This is my second attempt at generating entity aliases from a set of product listings. In my first attempt I tried to use MinHash to group similar product listings, but it didn’t work out. This time, I’m going to be joining on n-grams of the manufacturer name and model number and then scoring the joins by the inverse term probability of the model n-grams.
I’m planning to use this in a pre-processing stage so that when I block by canonical manufacturer names I can include listings that have different variations of the canonical name.
For each listing, I’m attempting to find a similar canonical product record. The criteria I’m using for something being similar are:
- Similar manufacture using character n-gram similarity
- Similar model using shingles made from model parts
If I find enough instances where a listing is similar to a canonical product, I’ll consider the listing’s manufacturer name to be an alias for the canonical product’s manufacturer name.

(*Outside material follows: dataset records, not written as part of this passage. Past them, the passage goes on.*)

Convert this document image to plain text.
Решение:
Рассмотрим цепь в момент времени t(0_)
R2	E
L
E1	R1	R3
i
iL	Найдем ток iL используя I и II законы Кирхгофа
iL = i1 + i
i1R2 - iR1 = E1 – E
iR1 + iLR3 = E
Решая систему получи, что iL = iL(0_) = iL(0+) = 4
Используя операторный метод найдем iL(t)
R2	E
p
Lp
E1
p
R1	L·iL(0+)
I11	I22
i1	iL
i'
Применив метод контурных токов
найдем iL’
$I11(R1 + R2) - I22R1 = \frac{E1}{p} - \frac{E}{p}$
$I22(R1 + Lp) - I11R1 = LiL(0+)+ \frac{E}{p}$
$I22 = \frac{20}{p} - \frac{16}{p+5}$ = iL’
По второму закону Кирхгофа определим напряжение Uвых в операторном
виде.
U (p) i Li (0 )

Here are some aliases I was able to find:
Canonical | Alias |
---|---|
fujifilm | fuji |
kodak | eastman kodak company |
canon | canon canada |
fujifilm | fujifilm electronic imaging europe gmbh firstorder |
panasonic | panasonic deutschland gmbh |
sony | sony uk consumer electronics instock account |
fujifilm | fuji photo film europe gmbh |
fujifilm | fujifilm imaging systems |
kodak | kodak stock account |
fujifilm | fujifilm canada |
canon | canon uk ltd |
olympus | olympus canada |
My main goal was to relate listings with a manufacturer of fuji to fujifilm so it looks like this is going to work. I had to change the scoring method to use the inverse term probably because some of the model names have common numbers or words (ex: “zoom”) which caused lots of false positives.